L’entrée principale du château de Vincennes s’effectue par la Tour du Village, côté Nord du château, sur l’avenue de Paris 94300 Vincennes. Le visiteur peut aussi entrer dans le château par la Tour du Bois, située au Sud du château, côté bois de Vincennes.

Au 164 bis, l’architecte Geoges Marandon a signé, en 1934, un très bel immeuble Arts déco. Après le métro Bérault, l’avenue de Paris se prolonge sur Saint Mandé. Au Grand siècle, ce n’était qu’un hameau adossé au vestige du mur d’enceinte qui clôturait le domaine royal avec une tourelle (d’où le nom saint Mandé Tourelle), défense avancée du château construite au XIVe siècle. Cependant, un certain Nicolas Fouquet qui avait acheté la propriété de Catherine de Beauvais, initiatrice de notre futur roi soleil, la transforma en une luxueuse demeure entourée de jardins signés Le Notre et qui préfigurait Vaux le Vicomte. La jalousie de Louis a-t-elle commencé à poindre à cet endroit du parcours ?

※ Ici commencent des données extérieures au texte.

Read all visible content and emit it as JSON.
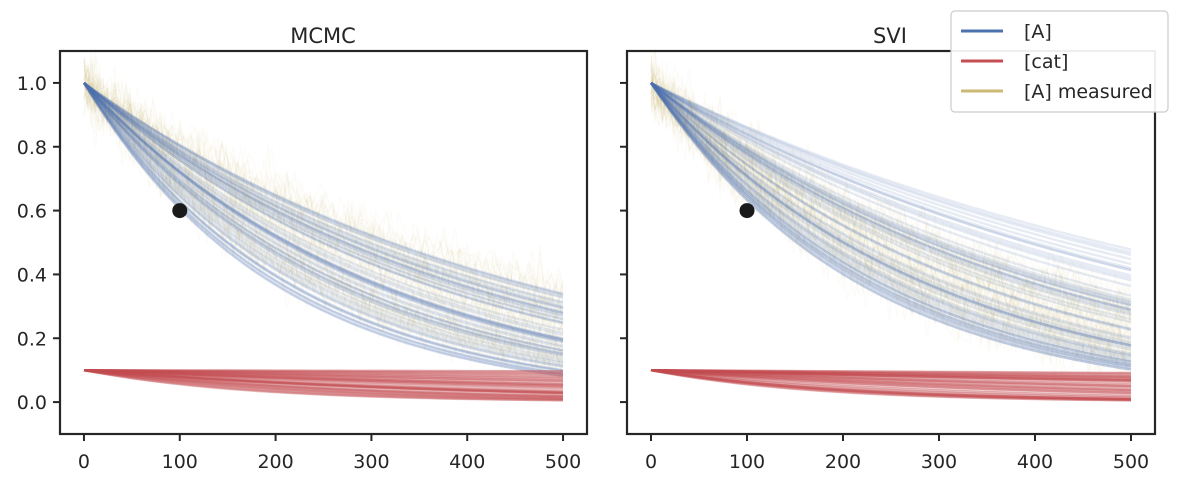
{
  "chart_data": [
    {
      "type": "line",
      "title": "MCMC",
      "xlim": [
        -25,
        525
      ],
      "ylim": [
        -0.1,
        1.1
      ],
      "xticks": [
        0,
        100,
        200,
        300,
        400,
        500
      ],
      "yticks": [
        0.0,
        0.2,
        0.4,
        0.6,
        0.8,
        1.0
      ],
      "xtick_labels": [
        "0",
        "100",
        "200",
        "300",
        "400",
        "500"
      ],
      "ytick_labels": [
        "0.0",
        "0.2",
        "0.4",
        "0.6",
        "0.8",
        "1.0"
      ],
      "series": [
        {
          "name": "[A] measured",
          "color": "#ccb974",
          "kind": "noisy-bundle",
          "count": 60,
          "start": 1.0,
          "end_range": [
            0.12,
            0.38
          ],
          "noise": 0.045
        },
        {
          "name": "[A]",
          "color": "#4c72b0",
          "kind": "bundle",
          "count": 60,
          "start": 1.0,
          "end_range": [
            0.08,
            0.37
          ]
        },
        {
          "name": "[cat]",
          "color": "#c44e52",
          "kind": "bundle",
          "count": 60,
          "start": 0.1,
          "end_range": [
            0.005,
            0.1
          ]
        }
      ],
      "highlight_point": {
        "x": 100,
        "y": 0.6,
        "color": "#1a1a1a"
      }
    },
    {
      "type": "line",
      "title": "SVI",
      "xlim": [
        -25,
        525
      ],
      "ylim": [
        -0.1,
        1.1
      ],
      "xticks": [
        0,
        100,
        200,
        300,
        400,
        500
      ],
      "yticks": [
        0.0,
        0.2,
        0.4,
        0.6,
        0.8,
        1.0
      ],
      "xtick_labels": [
        "0",
        "100",
        "200",
        "300",
        "400",
        "500"
      ],
      "ytick_labels": [],
      "series": [
        {
          "name": "[A] measured",
          "color": "#ccb974",
          "kind": "noisy-bundle",
          "count": 60,
          "start": 1.0,
          "end_range": [
            0.12,
            0.35
          ],
          "noise": 0.045
        },
        {
          "name": "[A]",
          "color": "#4c72b0",
          "kind": "bundle",
          "count": 60,
          "start": 1.0,
          "end_range": [
            0.1,
            0.49
          ]
        },
        {
          "name": "[cat]",
          "color": "#c44e52",
          "kind": "bundle",
          "count": 60,
          "start": 0.1,
          "end_range": [
            0.005,
            0.1
          ]
        }
      ],
      "highlight_point": {
        "x": 100,
        "y": 0.6,
        "color": "#1a1a1a"
      }
    }
  ],
  "legend": {
    "placement": "top-right",
    "items": [
      {
        "label": "[A]",
        "color": "#4c72b0"
      },
      {
        "label": "[cat]",
        "color": "#c44e52"
      },
      {
        "label": "[A] measured",
        "color": "#ccb974"
      }
    ]
  }
}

Il n’existe aucun vestige de cette époque mais jetons un coup d’oeil en passant au N° 69 : entrée de l’hôpital militaire Begin construit entre 1855 et 1858 et au N° 73 : notre Institut géographique national crée en 1940, très apprécié des randonneurs.

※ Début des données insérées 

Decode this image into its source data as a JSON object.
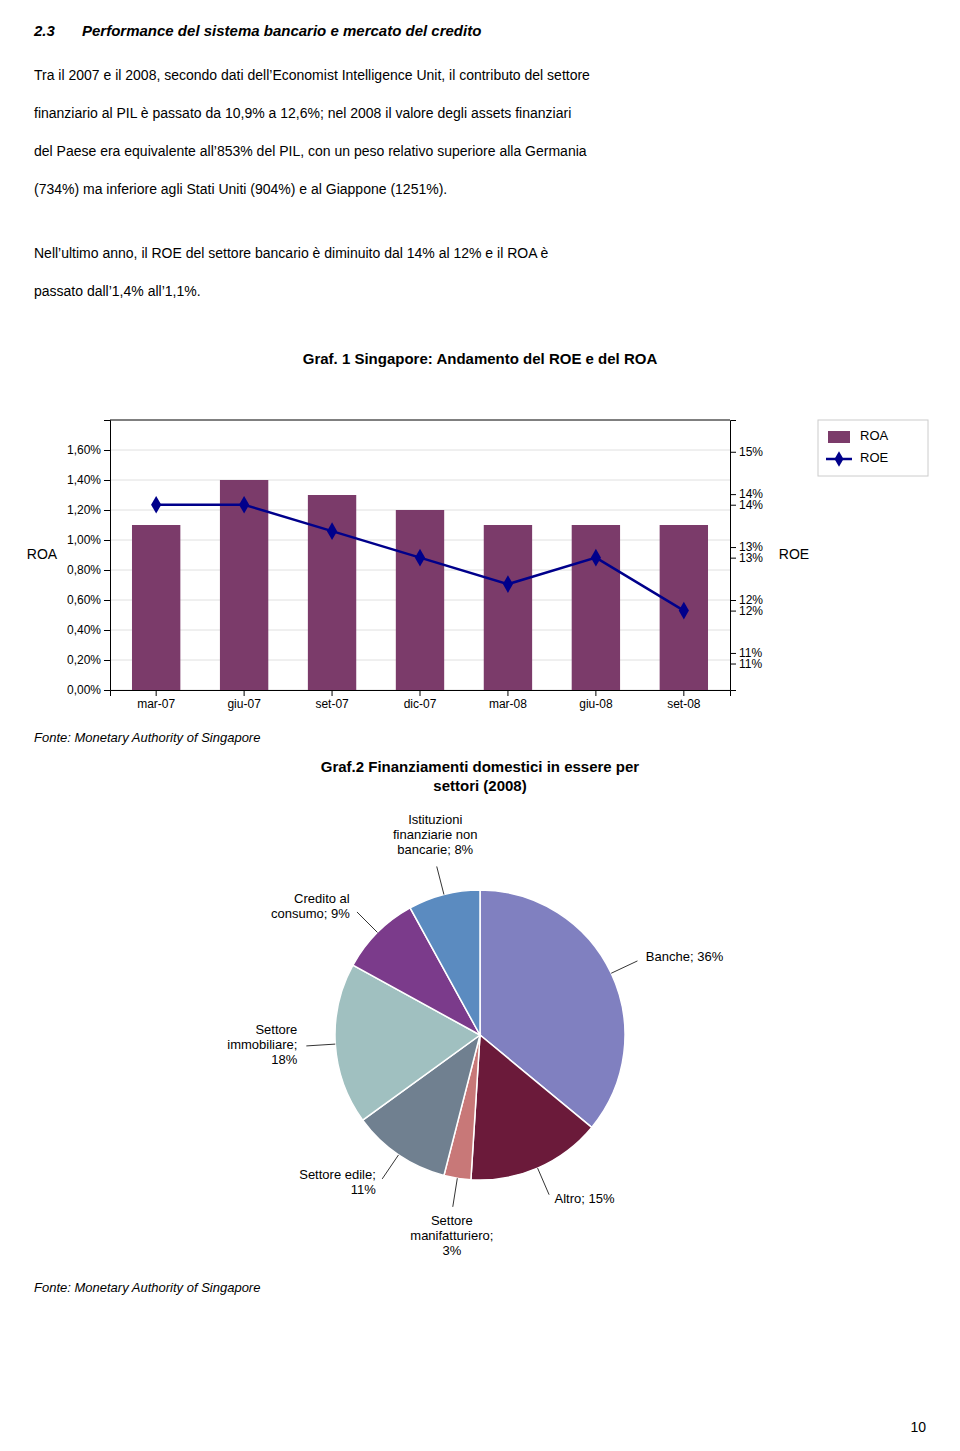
{
  "page": {
    "title_num": "2.3",
    "title": "Performance del sistema bancario e mercato del credito",
    "paragraphs": [
      [
        "Tra il 2007 e il 2008, secondo dati dell’Economist Intelligence Unit, il contributo del settore",
        "finanziario al PIL è passato da 10,9% a 12,6%; nel 2008 il valore degli assets finanziari",
        "del Paese era equivalente all’853% del PIL, con un peso relativo superiore alla Germania",
        "(734%) ma inferiore agli Stati Uniti (904%) e al Giappone (1251%)."
      ],
      [
        "Nell’ultimo anno, il ROE del settore bancario è diminuito dal 14% al 12% e il ROA è",
        "passato dall’1,4% all’1,1%."
      ]
    ],
    "page_number": "10"
  },
  "chart_data": [
    {
      "type": "bar",
      "title": "Graf. 1 Singapore: Andamento del ROE e del ROA",
      "source": "Fonte: Monetary Authority of Singapore",
      "categories": [
        "mar-07",
        "giu-07",
        "set-07",
        "dic-07",
        "mar-08",
        "giu-08",
        "set-08"
      ],
      "series": [
        {
          "name": "ROA",
          "type": "bar",
          "color": "#7B3B6A",
          "values": [
            0.011,
            0.014,
            0.013,
            0.012,
            0.011,
            0.011,
            0.011
          ]
        },
        {
          "name": "ROE",
          "type": "line",
          "axis": "y2",
          "color": "#00008B",
          "marker": "diamond",
          "values": [
            0.14,
            0.14,
            0.135,
            0.13,
            0.125,
            0.13,
            0.12
          ]
        }
      ],
      "ylabel": "ROA",
      "y2label": "ROE",
      "ylim": [
        0,
        0.018
      ],
      "yticks": [
        {
          "value": 0.0,
          "label": "0,00%"
        },
        {
          "value": 0.002,
          "label": "0,20%"
        },
        {
          "value": 0.004,
          "label": "0,40%"
        },
        {
          "value": 0.006,
          "label": "0,60%"
        },
        {
          "value": 0.008,
          "label": "0,80%"
        },
        {
          "value": 0.01,
          "label": "1,00%"
        },
        {
          "value": 0.012,
          "label": "1,20%"
        },
        {
          "value": 0.014,
          "label": "1,40%"
        },
        {
          "value": 0.016,
          "label": "1,60%"
        }
      ],
      "y2lim": [
        0.105,
        0.156
      ],
      "y2ticks": [
        {
          "value": 0.11,
          "label": "11%"
        },
        {
          "value": 0.112,
          "label": "11%"
        },
        {
          "value": 0.12,
          "label": "12%"
        },
        {
          "value": 0.122,
          "label": "12%"
        },
        {
          "value": 0.13,
          "label": "13%"
        },
        {
          "value": 0.132,
          "label": "13%"
        },
        {
          "value": 0.14,
          "label": "14%"
        },
        {
          "value": 0.142,
          "label": "14%"
        },
        {
          "value": 0.15,
          "label": "15%"
        }
      ],
      "grid": true,
      "legend": "upper right"
    },
    {
      "type": "pie",
      "title": "Graf.2 Finanziamenti domestici in essere per\nsettori (2008)",
      "source": "Fonte: Monetary Authority of Singapore",
      "values": [
        36,
        15,
        3,
        11,
        18,
        9,
        8
      ],
      "value_labels": [
        "Banche; 36%",
        "Altro; 15%",
        "Settore\nmanifatturiero;\n3%",
        "Settore edile;\n11%",
        "Settore\nimmobiliare;\n18%",
        "Credito al\nconsumo; 9%",
        "Istituzioni\nfinanziarie non\nbancarie; 8%"
      ],
      "data_labels": true,
      "colors": [
        "#8080C0",
        "#6B1A3A",
        "#C87878",
        "#708090",
        "#A0C0C0",
        "#7B3B8B",
        "#5B8BC0"
      ]
    }
  ]
}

Ensuite traversons un « no man land » au-dessus du périphérique jusqu’au métro Porte de Vincennes pour nous retrouver, cette fois, dans notre Paris contemporain, encore hors limites de celui de nos prédécesseurs du XVIIe siècle. Nous voici cours de Vincennes, animé deux fois par semaine par l’un des plus grand marché parisien. La foire du Trône, dont le millénaire a été célébré en 1957, s’y tenait jusqu’en 1962 avant son déplacement sur « la pelouse de Reuilly »… L’entrée du lycée Maurice Ravel se situe au N° 89 et celui d’Hélène Boucher au N° 75. Mais allons vite voir quel spectacle eut lieu ce 26 août 1660 sur la toute nouvelle place du Trône. Une vaste garenne laissée en friche s’étendait depuis le dernier mur des fermiers généraux séparant la ville de la campagne environnante parsemée de quelques maisons entourées de potagers et de deux ou trois cloîtres jusqu’aux clôtures des jardins du village de Picpus. Cet espace fut aménagé et baptisé place du Trône à cause du trône installé, ce jour là, en son milieu.

Que la fête commence

Elle fut organisée et financée par le bureau municipal dirigé par le prévôt des marchands qui avait réuni au préalable à l’Hôtel de ville les échevins et le procureur du roi pour en établir le programme et le détail des préparatifs. Les frais couvraient les feux de joie, les illuminations des maisons, la distribution de pain et de vin et la musique à chaque halte du cortège dont le Te Deum final. A cela, il fallut ajouter le coût de construction d’arcs de triomphe variés, chefs d’oeuvre éphémères dans l’art du trompe-l’oeil, confiés à des artistes français, dont Le Brun.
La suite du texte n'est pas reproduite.